Version 8 also added ODBC as a way of importing data. Stata is limited in reading directly from
other software, and is the only standard statistics package that we use, that cannot read
spreadsheet files directly. Getting the Stat-transfer program can solve this, as described in
Chapter 3. However, a powerful ODBC facility is useful for survey data processing. The lack of
a menu system for the ODBC is a disappointment. However, Version 9 added XML menus for
data import and export, which may solve the data transfer problems.
20.3 General points
If you use a spreadsheet for data processing, then you keep everything in a single workbook.

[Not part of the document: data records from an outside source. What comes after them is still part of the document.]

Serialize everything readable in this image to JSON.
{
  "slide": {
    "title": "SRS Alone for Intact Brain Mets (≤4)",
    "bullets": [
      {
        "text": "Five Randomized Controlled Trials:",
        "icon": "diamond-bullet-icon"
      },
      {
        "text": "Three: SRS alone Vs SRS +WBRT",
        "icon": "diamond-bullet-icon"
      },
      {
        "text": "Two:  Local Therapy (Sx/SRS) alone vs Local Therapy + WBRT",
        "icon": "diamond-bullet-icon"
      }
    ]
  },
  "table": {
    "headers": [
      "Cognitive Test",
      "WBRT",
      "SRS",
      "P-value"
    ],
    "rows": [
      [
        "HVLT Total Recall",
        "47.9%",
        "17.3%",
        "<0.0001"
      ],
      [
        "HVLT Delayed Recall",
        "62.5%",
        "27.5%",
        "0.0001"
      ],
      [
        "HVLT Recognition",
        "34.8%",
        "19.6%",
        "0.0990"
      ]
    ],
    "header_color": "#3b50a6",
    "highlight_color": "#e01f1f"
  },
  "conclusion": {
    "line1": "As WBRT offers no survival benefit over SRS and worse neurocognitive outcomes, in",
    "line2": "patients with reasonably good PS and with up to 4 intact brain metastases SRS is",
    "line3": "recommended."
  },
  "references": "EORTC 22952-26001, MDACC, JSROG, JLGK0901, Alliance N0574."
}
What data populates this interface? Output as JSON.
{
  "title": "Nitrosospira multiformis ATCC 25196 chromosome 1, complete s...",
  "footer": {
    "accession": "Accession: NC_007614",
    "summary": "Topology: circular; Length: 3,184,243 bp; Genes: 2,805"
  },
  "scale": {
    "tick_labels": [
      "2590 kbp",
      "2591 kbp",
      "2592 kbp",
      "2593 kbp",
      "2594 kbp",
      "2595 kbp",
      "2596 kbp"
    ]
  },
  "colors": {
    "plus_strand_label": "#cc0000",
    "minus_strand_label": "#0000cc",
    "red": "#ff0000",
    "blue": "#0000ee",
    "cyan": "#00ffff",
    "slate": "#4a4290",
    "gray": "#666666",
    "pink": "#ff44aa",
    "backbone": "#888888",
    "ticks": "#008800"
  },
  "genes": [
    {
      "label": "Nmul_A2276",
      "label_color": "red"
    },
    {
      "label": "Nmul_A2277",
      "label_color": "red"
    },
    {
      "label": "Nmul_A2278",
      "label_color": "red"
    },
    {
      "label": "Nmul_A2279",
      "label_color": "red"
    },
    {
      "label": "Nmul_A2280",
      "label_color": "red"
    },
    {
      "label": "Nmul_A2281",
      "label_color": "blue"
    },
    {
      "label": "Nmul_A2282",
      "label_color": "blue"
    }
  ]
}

With Stata you will have many files, each with a simple structure. Even just the data will be in a
range of different files, see for example Chapter 12, where each use of the contract, or
collapse commands produces another file, with summary values. Graphs are in individual files,
as are the do files. So you probably need to use a different directory for each survey. Some
statistical software allows all files associated with a project to be collected together, but this
feature is absent in Stata.
Windows users will initially find that some standard features are absent from Stata. For example
there is no button or option to undo the past few commands, at least not on the main menu.
Set against this is a considerable “comfort factor” for those organisations who wonder if they
might later move from Windows to Unix, or perhaps be provided with some Macintosh
computers. Stata is used in the same way on these systems.